The toxicity and actual brilliance of capitalism are that our worth comes to be objectified, attached to goods, while at the same time our consumptive decisions are made to appear as “negligible,” “neutral” and “rational” to us. The logic seems to be “Why does it matter if I buy the latest x-y-and-z, I ain’t hurting nobody?” Well, actually we are! Our decisions, however micro they may seem, are tied and carry consequences for others. There is nothing natural or negligible about the U.S. producing 254 million tons of trash a year and consuming 30% of the world’s resources, while making up barely 5% of the global population.

Capitalism only reads objects, and if you want to count you must make yourself an object among objects. Your livelihood and self-worth become attached to the quantitative. The size of your equity, bank account, take-home salary – these are the signs of worth. And so, the obsession becomes your body and the possessions attached it. Only then do you count, only then do you matter – while at the same time all this is made to appear natural and rational.

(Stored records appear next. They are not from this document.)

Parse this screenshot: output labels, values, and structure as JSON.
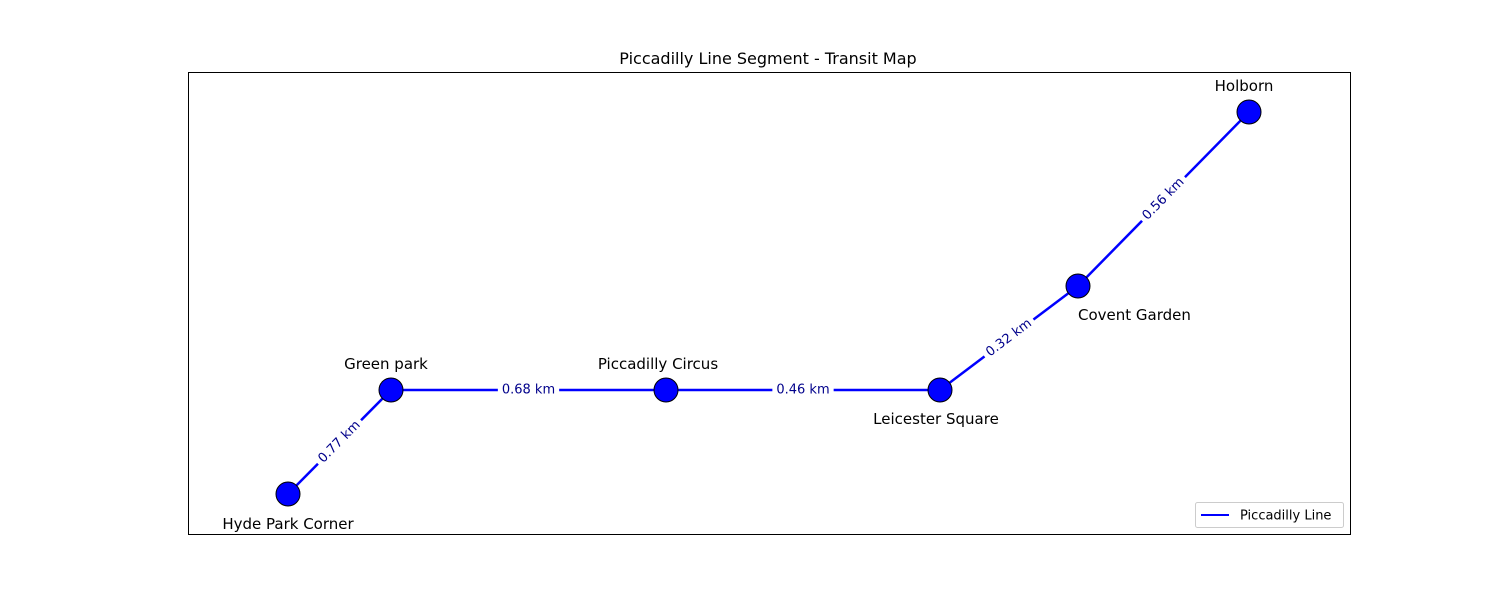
{
  "title": "Piccadilly Line Segment - Transit Map",
  "colors": {
    "line": "#0000ff",
    "station_fill": "#0000ff",
    "station_stroke": "#000000",
    "distance_text": "#00008b",
    "frame": "#000000"
  },
  "legend": {
    "label": "Piccadilly Line",
    "placement": "lower-right"
  },
  "stations": [
    {
      "id": "hyde-park-corner",
      "name": "Hyde Park Corner"
    },
    {
      "id": "green-park",
      "name": "Green park"
    },
    {
      "id": "piccadilly-circus",
      "name": "Piccadilly Circus"
    },
    {
      "id": "leicester-square",
      "name": "Leicester Square"
    },
    {
      "id": "covent-garden",
      "name": "Covent Garden"
    },
    {
      "id": "holborn",
      "name": "Holborn"
    }
  ],
  "segments": [
    {
      "from": "Hyde Park Corner",
      "to": "Green park",
      "label": "0.77 km"
    },
    {
      "from": "Green park",
      "to": "Piccadilly Circus",
      "label": "0.68 km"
    },
    {
      "from": "Piccadilly Circus",
      "to": "Leicester Square",
      "label": "0.46 km"
    },
    {
      "from": "Leicester Square",
      "to": "Covent Garden",
      "label": "0.32 km"
    },
    {
      "from": "Covent Garden",
      "to": "Holborn",
      "label": "0.56 km"
    }
  ]
}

So, this is a plea to our upwardly mobile immigrant families. I know many of you made the heart-wrenching decision to leave the only homes you knew to foreign lands where you were made into strangers in search of security, mobility and peace for your children. But capitalism culture is not your friend. Capitalism – in the words of Lauryn Hill – will “kill [us] softly”. It is not only the death of our planet, but also the death of love and compassion. It is the death of genuine connectivity and growth. It is where vulnerability goes to die and value becomes contorted to mean that which can be counted. As the underpinning logics infect our ways of life, it normalizes imprisoning ourselves in the forever insecure ground centering an ethos of consumption and accumulation, for the sake of consumption and accumulation. So however materially mobile we become, let’s continue centering a passion for the grind, for the journey, for the growth – while remaining wary, staying on guard and always suspicious of the capitalist American dream. Our sanity, families and souls depend on it.